Baritone Thomas Cannon created a sympathetic portrait of Charlotte's husband Albert, a role upon which we do not customarily focus. In Act II, he is rather sympathetic to Werther's predicament--that of loving a woman he cannot have. But when he realizes that Werther might be a rival for Charlotte's affection, you could see the change in his body and gesture, as well as hear the alteration in his vocal color. He is only too happy to provide the pistols to Werther! This fine baritone exhibited a creamy and mellow sound that was most agreeable to the ear.

As little sister Sophie, soprano Katy Lindhart used her bright and focused soprano to provide a vocal and dramatic foil for her big sister. We liked her stage presence as well as her voice. Her Act III scene with Charlotte was pure delight.

Baritone Kian Freitas made a fine papa, caring and loving toward his children but also able to join his friends Schmidt (tenor Lindell Carter) and Johann (baritone LaMarcus Miller) for some tippling at the tavern. All three men sang well.

Tenor Alex Richardson seemed to be having a bad night. When the orchestra was playing at low volume, we heard some sweet sounds, of which we'd like to hear more. Sadly, when the orchestra was playing in full force, he tended to push his voice in the upper register, instead of floating the notes. This is a feature to which we are highly sensitive and it was not pleasing to the ear. On the plus side, he did throw himself into the role of the unfortunate Werther and his French diction could not be faulted.

The excellent children's chorus was provided by The Long Island City Academy of Music Youth Choir. The young singers portraying Charlotte's brothers and sisters included Bryan Acosta, Ellis Adams, Lara Akarca, Nina Benson, Bianca Benson, Sebastian Czaplicki, Leah Friedman, Isabel Söhngen, and Nora Yoo. Musical preparation was by Oliver Söhngen.
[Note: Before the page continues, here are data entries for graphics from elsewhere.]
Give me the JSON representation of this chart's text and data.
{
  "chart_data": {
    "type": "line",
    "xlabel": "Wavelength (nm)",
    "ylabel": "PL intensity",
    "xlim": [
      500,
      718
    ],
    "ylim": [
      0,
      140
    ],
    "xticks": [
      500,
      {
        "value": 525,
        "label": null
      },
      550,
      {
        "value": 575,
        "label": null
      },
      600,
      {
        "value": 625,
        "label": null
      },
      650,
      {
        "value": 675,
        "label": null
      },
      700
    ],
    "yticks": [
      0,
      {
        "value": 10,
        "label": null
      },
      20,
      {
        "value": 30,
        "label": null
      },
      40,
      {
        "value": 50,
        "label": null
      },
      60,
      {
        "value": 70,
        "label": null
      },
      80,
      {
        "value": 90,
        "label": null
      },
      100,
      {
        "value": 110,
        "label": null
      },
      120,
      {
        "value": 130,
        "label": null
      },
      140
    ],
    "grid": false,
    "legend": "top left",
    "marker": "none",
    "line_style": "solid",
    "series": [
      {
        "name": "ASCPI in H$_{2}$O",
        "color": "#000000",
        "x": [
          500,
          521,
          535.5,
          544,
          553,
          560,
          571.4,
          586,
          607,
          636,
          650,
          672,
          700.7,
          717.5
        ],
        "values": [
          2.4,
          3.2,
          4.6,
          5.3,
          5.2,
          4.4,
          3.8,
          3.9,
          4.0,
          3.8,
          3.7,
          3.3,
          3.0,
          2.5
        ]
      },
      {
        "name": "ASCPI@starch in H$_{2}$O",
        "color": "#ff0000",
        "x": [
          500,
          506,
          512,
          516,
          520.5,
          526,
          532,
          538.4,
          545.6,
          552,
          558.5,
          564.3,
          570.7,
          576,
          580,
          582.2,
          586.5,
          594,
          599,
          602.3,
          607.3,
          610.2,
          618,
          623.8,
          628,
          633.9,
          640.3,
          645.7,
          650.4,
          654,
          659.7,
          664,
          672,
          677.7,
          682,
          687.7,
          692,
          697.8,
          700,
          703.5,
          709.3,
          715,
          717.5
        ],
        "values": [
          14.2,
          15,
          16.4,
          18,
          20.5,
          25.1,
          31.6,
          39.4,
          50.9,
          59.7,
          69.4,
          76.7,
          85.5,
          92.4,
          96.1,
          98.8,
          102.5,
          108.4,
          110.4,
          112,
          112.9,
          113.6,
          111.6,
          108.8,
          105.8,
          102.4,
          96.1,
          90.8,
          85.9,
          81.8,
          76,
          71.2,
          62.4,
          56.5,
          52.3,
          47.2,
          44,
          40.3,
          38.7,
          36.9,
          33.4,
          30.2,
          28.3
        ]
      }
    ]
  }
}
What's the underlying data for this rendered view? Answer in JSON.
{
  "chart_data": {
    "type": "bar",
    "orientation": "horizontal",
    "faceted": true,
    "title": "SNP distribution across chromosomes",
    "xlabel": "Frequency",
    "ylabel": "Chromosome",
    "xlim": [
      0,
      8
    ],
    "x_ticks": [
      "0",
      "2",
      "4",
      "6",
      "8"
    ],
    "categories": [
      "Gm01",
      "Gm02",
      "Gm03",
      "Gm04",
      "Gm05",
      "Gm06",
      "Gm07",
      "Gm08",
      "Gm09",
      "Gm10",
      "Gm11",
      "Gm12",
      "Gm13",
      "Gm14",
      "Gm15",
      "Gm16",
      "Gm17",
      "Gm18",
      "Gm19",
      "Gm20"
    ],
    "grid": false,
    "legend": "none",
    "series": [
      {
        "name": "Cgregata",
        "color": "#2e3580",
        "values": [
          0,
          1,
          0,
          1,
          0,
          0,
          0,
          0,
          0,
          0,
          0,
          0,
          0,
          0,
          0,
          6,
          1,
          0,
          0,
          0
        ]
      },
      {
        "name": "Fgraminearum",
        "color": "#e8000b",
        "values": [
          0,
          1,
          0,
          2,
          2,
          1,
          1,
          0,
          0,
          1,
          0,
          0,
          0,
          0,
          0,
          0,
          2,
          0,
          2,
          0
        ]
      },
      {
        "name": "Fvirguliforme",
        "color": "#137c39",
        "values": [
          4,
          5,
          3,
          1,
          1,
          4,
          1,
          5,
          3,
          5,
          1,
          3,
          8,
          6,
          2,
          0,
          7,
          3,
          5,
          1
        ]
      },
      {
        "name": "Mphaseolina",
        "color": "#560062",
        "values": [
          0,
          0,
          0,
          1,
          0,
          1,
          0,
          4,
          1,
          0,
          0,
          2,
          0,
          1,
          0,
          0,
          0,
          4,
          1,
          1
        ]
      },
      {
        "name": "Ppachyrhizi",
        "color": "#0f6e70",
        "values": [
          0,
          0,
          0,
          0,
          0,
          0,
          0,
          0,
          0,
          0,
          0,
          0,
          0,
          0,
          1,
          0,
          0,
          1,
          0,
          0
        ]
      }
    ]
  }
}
The story takes place in the late 18th c., a time when deathbed promises were made and kept, a time when romance was not the chief justification for marriage. Charlotte had promised her mother to marry Albert as the mother lay dying. Before the marriage was performed, when Albert was absent, she apparently spent a lot of time with Werther, reading poetry and doing other harmless things. She repressed her growing attraction to him but he was unable to do the same.

Once she wed, she was obliged to send him away.  When he returns, the charade could no longer be sustained.  They embrace and she rejects him. He kills himself with Albert's pistols but achieves some happiness by dying in her arms.

This scenario, adapted from an epistolary novel by Goethe, is such a product of an earlier epoch, that it demands more stylized comportment than was exhibited onstage in this semi-staged production. Modern dress did nothing to create the illusion we wanted to experience. That is the negative consequence of this type of production.  A positive aspect is that one gets to focus on the music.